SLICE AND DICE
The Wall Street Journal has a great story on how Cricket, one of the world's biggest sports, and almost a religion in India, is being dramatically morphed and gussied up for big-time media commercialization in that country with over a billion fans:
The Indian Premier League, which began its first season three weeks ago, is a massive departure for cricket. In the traditional format, team members dressed in white play eight hours a day for five days, with breaks for lunch and tea.
In the new format, games last about three hours total. During breaks, spectators sing and dance along to Bollywood songs. One team flew in the Washington Redskins cheerleaders for three weeks to train its squad of dancers and perform at matches.
The league consists of eight teams based in different cities around India, and they will compete in 59 games total over six weeks. It is the first ever city-based cricket league in India and the first to allow foreign players. Foreign players make up about 35% of the league, but each team can play no more than four per match. (A team can have 11 players on the field at a time.)"
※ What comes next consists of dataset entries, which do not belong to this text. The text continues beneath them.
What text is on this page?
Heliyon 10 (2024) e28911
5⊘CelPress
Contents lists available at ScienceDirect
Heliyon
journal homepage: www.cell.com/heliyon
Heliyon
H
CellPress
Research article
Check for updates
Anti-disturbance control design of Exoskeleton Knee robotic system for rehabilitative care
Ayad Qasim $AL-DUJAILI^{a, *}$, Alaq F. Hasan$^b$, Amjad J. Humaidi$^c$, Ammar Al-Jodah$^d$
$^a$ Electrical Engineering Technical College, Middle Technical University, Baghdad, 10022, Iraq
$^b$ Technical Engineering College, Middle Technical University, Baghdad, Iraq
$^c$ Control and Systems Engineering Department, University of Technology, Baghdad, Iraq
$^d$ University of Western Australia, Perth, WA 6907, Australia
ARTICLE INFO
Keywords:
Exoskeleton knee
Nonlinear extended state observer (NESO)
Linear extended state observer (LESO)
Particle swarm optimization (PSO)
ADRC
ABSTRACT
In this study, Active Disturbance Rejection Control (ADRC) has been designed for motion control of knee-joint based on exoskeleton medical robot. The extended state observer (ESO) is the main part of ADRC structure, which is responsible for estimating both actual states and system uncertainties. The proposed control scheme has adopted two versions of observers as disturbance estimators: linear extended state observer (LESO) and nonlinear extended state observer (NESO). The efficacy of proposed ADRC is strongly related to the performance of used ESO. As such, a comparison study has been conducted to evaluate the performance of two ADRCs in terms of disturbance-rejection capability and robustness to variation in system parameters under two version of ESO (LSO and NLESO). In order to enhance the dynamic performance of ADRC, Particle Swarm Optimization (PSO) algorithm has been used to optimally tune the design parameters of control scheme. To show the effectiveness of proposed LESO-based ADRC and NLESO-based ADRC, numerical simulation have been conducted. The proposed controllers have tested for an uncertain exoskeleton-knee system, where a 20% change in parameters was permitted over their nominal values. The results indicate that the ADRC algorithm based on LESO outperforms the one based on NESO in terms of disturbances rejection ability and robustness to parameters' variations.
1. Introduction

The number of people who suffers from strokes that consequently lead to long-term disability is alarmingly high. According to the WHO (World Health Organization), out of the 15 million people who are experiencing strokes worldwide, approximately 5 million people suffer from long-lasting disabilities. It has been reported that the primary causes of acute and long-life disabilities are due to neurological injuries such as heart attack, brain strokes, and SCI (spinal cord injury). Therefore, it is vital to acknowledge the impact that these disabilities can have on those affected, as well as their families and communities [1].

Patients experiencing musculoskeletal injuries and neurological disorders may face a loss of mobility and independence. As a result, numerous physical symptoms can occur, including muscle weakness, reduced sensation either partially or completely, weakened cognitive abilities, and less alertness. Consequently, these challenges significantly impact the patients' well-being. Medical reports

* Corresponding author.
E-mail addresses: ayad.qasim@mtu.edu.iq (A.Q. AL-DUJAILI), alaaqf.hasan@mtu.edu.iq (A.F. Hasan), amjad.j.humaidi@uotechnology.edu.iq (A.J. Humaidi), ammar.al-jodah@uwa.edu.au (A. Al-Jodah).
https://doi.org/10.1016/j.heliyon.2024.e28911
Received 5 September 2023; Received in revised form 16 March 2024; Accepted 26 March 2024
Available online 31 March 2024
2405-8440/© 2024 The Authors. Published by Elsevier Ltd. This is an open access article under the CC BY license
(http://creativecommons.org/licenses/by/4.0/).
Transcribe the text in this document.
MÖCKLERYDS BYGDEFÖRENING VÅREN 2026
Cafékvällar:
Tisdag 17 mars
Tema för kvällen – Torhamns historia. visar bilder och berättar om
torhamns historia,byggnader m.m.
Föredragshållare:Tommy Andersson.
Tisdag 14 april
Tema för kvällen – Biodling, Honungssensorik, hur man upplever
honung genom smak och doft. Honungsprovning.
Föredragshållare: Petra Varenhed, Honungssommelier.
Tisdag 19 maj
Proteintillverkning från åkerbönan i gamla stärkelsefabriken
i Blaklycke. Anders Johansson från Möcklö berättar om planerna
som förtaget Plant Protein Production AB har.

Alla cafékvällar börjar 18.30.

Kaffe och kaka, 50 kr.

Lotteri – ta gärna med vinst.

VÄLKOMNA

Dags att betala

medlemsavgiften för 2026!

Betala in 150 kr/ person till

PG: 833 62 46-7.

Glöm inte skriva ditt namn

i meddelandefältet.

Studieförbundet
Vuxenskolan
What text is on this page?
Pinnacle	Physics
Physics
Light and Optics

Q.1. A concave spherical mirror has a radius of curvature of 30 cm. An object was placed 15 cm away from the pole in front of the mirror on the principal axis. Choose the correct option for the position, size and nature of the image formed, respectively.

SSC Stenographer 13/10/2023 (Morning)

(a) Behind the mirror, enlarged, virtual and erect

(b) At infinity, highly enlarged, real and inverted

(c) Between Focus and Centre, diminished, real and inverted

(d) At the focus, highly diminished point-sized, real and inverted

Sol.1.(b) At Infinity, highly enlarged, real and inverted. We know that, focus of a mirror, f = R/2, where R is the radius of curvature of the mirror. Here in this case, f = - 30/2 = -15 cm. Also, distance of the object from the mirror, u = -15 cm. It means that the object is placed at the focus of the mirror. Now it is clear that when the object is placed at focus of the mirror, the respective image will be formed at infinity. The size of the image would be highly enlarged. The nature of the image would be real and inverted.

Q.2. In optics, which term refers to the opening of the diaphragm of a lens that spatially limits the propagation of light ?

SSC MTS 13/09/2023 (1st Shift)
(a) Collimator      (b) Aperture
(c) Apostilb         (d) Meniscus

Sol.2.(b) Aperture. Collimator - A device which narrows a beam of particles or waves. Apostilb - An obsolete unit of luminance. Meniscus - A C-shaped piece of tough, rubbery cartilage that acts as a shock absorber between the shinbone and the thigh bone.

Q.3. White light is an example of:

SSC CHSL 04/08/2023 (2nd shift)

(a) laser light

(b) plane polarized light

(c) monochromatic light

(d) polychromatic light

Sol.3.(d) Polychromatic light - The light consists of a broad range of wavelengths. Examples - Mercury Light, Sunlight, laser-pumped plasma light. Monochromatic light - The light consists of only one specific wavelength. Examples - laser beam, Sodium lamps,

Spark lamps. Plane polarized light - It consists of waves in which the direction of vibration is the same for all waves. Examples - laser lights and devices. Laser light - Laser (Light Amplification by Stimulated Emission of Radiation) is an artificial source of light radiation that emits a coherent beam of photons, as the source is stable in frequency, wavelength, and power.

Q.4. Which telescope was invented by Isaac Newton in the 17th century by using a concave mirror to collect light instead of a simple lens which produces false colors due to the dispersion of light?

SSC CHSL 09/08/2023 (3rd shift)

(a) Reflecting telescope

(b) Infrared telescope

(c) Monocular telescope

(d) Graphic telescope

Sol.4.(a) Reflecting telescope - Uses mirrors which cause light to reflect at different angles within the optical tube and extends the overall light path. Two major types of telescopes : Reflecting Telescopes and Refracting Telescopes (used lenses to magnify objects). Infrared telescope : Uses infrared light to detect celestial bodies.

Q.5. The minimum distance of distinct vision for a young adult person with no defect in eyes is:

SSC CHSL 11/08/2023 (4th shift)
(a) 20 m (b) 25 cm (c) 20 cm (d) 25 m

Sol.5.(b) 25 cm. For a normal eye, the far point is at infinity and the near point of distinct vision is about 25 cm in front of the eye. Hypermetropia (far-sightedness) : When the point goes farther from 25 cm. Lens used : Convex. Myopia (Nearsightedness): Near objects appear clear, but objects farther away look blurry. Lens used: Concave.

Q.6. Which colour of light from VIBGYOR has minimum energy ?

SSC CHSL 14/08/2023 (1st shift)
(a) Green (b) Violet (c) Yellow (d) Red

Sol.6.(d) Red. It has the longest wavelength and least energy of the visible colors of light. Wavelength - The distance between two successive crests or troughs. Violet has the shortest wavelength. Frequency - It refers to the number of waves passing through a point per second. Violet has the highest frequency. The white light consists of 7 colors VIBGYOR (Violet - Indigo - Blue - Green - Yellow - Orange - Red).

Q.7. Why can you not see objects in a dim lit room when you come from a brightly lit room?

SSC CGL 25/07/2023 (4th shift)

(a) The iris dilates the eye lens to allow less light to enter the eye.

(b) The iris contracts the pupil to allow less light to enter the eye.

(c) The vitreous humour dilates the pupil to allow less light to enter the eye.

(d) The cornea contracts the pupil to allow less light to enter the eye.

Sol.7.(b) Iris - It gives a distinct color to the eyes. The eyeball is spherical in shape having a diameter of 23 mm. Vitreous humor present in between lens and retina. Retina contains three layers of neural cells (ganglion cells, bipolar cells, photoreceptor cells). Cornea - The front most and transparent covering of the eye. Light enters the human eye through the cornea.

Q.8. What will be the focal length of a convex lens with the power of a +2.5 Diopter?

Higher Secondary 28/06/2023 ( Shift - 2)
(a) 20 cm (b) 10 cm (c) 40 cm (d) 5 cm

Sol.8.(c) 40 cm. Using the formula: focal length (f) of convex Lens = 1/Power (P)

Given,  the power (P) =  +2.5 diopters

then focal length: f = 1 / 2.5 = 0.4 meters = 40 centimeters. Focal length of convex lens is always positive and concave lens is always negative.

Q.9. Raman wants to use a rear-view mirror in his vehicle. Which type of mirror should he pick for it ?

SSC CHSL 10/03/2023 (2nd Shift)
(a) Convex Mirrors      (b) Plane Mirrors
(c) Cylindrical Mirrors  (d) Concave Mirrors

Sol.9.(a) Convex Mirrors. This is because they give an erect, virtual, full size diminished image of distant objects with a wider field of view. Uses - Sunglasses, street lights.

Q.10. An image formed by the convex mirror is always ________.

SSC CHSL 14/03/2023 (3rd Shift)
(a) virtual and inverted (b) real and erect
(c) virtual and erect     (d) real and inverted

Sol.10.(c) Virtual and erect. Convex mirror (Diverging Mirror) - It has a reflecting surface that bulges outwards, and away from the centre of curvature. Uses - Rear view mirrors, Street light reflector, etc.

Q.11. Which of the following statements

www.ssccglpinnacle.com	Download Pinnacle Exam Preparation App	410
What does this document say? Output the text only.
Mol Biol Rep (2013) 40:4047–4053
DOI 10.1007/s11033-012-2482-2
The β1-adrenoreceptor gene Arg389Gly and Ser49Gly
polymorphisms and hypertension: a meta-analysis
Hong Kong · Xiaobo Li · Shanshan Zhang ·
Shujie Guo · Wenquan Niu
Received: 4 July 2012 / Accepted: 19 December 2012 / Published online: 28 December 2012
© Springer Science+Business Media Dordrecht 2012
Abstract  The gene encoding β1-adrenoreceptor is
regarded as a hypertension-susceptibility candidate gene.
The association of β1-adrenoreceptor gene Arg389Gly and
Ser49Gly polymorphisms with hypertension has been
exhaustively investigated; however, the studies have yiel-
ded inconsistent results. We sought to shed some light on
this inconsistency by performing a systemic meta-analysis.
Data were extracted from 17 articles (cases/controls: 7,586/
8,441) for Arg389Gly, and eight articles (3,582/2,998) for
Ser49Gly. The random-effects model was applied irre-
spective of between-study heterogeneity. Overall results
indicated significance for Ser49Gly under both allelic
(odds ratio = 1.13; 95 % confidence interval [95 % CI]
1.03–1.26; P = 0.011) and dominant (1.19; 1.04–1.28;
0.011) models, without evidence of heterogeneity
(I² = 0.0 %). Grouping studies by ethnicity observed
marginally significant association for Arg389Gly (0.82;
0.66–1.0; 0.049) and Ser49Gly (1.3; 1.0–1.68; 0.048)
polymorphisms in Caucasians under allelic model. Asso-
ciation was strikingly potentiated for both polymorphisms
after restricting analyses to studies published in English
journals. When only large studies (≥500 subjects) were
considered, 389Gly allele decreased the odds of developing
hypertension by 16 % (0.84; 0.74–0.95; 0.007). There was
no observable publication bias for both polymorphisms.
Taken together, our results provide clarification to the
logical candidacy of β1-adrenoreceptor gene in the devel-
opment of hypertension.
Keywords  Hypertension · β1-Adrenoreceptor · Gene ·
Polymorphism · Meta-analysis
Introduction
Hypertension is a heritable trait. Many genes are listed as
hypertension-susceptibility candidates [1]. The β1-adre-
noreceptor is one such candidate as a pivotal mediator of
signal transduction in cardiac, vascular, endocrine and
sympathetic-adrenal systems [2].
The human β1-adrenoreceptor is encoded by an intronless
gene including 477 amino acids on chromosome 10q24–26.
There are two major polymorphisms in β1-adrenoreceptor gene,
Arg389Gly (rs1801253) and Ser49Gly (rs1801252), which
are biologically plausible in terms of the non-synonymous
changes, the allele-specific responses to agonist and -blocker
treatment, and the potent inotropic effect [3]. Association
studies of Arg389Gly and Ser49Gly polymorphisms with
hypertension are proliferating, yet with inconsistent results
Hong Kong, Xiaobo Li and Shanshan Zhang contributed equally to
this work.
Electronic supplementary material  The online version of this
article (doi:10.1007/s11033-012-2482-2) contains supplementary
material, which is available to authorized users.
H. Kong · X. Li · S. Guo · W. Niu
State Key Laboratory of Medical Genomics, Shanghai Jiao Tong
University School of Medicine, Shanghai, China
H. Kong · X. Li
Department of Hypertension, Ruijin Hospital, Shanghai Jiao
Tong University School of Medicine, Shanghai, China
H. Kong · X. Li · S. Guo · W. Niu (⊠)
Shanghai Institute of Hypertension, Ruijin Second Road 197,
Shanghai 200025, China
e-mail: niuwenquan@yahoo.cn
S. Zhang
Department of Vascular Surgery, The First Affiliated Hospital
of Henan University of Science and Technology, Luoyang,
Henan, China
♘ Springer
The money commitment to date is also big, as the article goes on to explain:
"Backing the teams are some of India's best-known names from business and entertainment. Mukesh Ambani, head of part of the Reliance corporate empire and one of the world's richest men, and liquor baron Vijay Mallya each paid about $112 million for a franchise. India's biggest Bollywood star, Shah Rukh Khan, spent $75 million along with two partners for a team in Kolkata, formerly Calcutta.
The total paid for all eight teams was more than $700 million. Sony Entertainment and Singapore-based sports agency World Sport Group paid $918 million for the 10-year broadcasting rights.
Games are also being shown globally. Willow TV, a California-based company that provides live video of cricketing events on its Web site, owns the rights to distribute the games in North and South America across television, radio and the Internet."
It's too early to tell how successful this venture will be, but there are signs that the new cricket format is attracting new viewers, especially women.
It also remains to be seen how successful the new format and league team end up being with the broader population of Indians around the world. In recent years, this Indian diaspora has also been a great growth market for traditional Bollywood movie fare in the form of DVDs, Pay-per-view, and theater exhibition. Perhaps Cricket 2.0 will be as well-received around the world over time.